Go to PendleWhat is Pendle
Pendle is a yield trading protocol launched in June 2021. The idea is simple but powerful: Pendle splits any yield-bearing asset (stETH, aUSDC, sUSDe, etc.) into two parts – Principal Token (PT, your principal) and Yield Token (YT, future yield). These parts can be bought and sold independently.
Buying PT is like a fixed-rate bank deposit. You buy PT at a discount to face value and receive the full amount at maturity. Buying YT is a bet on rising rates: if the underlying asset's yield increases, YT will pay out more than you paid.
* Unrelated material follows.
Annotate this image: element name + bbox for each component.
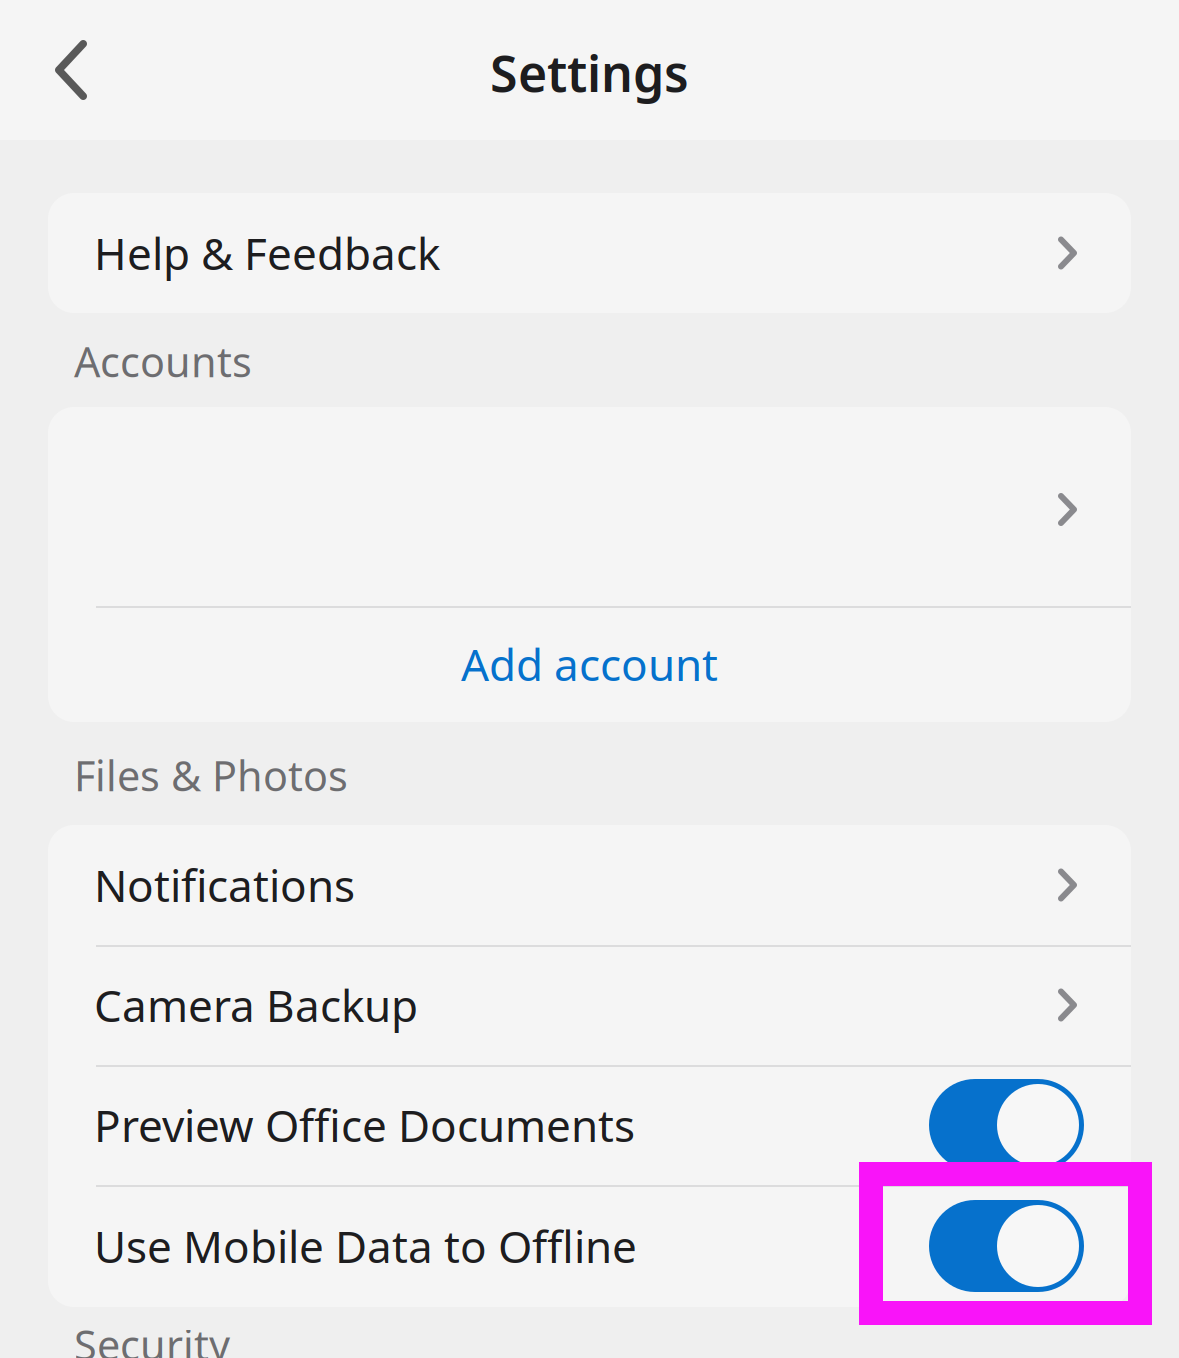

In January 2026, Pendle moved from vePENDLE to sPENDLE – a new liquid staking model. 80% of protocol revenue (~$32M per year) goes toward PENDLE buybacks. TVL exceeds $10B, and the protocol runs on 11+ blockchains including Ethereum, Arbitrum, Solana, and TON.
Supported networks
Pros and cons
Pros
- +Unique mechanics – fixed yield or speculation on rate changes
- +$10B+ TVL – one of the largest DeFi protocols
- +Never been exploited – a clean security track record
- +80% of revenue goes toward PENDLE buybacks – strong tokenomics
- +11+ supported networks, including non-EVM (Solana, TON)
Cons
- –PT/YT mechanics take time to understand
- –TVL fluctuates significantly as pools expire
- –PT yield is locked in at purchase – if rates rise, you earn less than the market
- –YT trading is speculation – you can lose money
- –The team is pseudonymous – founder TN Lee uses a pseudonym
Fees
Swaps: ~0.1% (scales based on proximity to expiry). Protocol fee: 3% of YT yield. Gas is separate. No fees for entering or exiting pools (beyond gas).
Security
Pendle has been audited by Ackee, Dedaub, ChainSecurity, and Code4rena. Throughout its history, the protocol has never lost user funds – one of the best security track records in DeFi. Contracts use a proxy pattern with timelocked upgrades.
Who it's for
Pendle is for advanced DeFi users who either want to lock in a yield (like a bank deposit) or speculate on interest rate movements. If you understand yield farming and want the next level – Pendle is for you.
FAQ
How does fixed yield work on Pendle?
You buy PT (Principal Token) at a discount to face value. For example, buy PT-stETH for $0.95 with a one-year expiry – and receive $1.00 at maturity. Fixed yield ~5.3%.
What are YT tokens?
Yield Token – the right to an asset's future yield. If you think rates will rise, you buy YT. If yield actually increases, YT pays a multiple return. If it falls, you lose.
Is Pendle safe?
One of the safest DeFi protocols – never been exploited. Audited by 4+ firms. But DeFi risks always remain.
Is KYC required?
No. Pendle is a fully decentralized protocol. Connect your wallet and trade.
What is sPENDLE?
The new PENDLE staking model (replaced vePENDLE in January 2026). sPENDLE is liquid – you can sell at any time without waiting for an unlock. 80% of protocol revenue goes toward PENDLE buybacks for stakers.